Non-parametric Approaches to Uncertainty and Hypothesis Tests
1:30pm to 5:30pm
Robert Richardson, Brigham Young University
This course is aimed to highlight several ways that non-parametric methods can be used to derive answers from data where other parametric methods are not readily available. We will cover the basic concepts of bootstrapping and permutation tests and compare them against parametric methods for scenarios where both can be used. A variety of scenarios will be discussed where the non-parametric methods are more feasible. We will show how to use these methods to get confidence intervals and perform hypothesis tests for parameter estimates, predictions, or model-derived statistics. We will also show how to use these methods to perform more advanced hypothesis tests on data such as testing for independence between variables, correlation structures of dependent data, and randomness of missing values.

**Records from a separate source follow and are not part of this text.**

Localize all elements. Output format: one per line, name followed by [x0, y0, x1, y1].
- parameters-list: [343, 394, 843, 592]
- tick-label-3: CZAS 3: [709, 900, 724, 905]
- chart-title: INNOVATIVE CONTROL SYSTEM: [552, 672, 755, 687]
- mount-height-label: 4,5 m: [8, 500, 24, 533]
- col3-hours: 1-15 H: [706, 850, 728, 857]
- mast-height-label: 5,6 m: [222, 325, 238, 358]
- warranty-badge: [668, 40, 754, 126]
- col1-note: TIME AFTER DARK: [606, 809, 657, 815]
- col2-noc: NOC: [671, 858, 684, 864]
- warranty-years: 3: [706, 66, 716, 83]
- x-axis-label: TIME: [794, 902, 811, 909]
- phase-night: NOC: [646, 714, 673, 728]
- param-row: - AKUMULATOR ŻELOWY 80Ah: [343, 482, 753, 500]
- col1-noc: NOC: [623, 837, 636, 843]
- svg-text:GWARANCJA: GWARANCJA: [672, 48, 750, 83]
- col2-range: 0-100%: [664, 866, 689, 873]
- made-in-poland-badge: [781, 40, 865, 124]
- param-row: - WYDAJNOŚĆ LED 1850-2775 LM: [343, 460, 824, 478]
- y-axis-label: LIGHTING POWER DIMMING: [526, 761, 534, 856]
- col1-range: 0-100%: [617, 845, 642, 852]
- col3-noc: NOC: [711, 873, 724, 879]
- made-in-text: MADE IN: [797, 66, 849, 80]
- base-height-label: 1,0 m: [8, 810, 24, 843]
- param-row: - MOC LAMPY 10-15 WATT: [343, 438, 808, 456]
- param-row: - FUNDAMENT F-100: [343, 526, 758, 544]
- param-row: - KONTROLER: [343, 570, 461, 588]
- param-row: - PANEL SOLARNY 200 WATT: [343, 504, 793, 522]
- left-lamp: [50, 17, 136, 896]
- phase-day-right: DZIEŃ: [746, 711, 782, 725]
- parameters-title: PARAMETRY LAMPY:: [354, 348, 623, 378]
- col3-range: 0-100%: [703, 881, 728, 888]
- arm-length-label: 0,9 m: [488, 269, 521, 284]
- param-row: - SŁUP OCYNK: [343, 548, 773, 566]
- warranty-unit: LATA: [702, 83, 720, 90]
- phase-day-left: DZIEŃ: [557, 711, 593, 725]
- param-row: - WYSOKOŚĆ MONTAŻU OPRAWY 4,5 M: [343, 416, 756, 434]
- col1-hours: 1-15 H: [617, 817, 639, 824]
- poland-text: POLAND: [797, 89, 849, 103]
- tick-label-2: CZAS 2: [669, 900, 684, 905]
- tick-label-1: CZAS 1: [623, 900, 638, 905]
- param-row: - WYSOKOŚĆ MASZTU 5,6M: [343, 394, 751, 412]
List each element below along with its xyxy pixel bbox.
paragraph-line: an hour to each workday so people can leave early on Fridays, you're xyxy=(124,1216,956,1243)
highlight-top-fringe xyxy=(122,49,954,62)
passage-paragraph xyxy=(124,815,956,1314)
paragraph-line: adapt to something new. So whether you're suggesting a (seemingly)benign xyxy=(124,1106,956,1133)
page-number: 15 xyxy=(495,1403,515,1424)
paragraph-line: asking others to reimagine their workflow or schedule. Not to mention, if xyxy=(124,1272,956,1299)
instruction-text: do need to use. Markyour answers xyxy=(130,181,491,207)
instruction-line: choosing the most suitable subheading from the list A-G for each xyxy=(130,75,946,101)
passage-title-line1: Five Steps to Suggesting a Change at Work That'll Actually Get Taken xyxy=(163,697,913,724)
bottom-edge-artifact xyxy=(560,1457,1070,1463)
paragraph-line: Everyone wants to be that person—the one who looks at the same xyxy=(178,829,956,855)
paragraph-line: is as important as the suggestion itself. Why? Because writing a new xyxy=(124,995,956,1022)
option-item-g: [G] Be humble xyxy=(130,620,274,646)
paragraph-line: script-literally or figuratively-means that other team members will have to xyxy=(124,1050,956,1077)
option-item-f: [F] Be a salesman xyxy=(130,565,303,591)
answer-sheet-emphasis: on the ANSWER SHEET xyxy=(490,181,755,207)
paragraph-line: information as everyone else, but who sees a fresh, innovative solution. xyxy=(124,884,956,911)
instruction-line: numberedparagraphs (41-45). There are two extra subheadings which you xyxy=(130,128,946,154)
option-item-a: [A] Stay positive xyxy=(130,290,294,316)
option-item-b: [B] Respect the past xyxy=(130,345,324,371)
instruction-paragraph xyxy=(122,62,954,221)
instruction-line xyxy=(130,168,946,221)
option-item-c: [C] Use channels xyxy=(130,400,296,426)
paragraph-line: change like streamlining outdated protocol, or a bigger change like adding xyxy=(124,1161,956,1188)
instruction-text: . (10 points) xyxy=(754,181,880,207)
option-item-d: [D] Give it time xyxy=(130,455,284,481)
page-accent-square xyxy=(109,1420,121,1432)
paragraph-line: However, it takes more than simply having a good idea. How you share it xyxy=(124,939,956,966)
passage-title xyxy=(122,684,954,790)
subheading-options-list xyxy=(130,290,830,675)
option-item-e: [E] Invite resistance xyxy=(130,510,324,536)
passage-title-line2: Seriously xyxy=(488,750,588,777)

We consider a variety of statistics (mean, trimmed mean, regression, etc.), and a number of sampling situations (one-sample, two-sample, stratified, finite-population), stressing the common techniques that apply in these situations. We’ll look at applications from a variety of fields, including telecommunications, finance, and biopharma.
CONTACT: richardson@stat.byu.edu
DR. ROBERT RICHARDSON is an Associate Professor at Brigham Young University. He received his PhD in Statistics and Applied Mathematics from University of California – Santa Cruz and is an associate of the Society of Actuaries. He has and is currently serving on several professional and academic committees aimed towards data science education. He currently serves as the chair of the SOA committee for Advanced Topics in Predictive Analytics.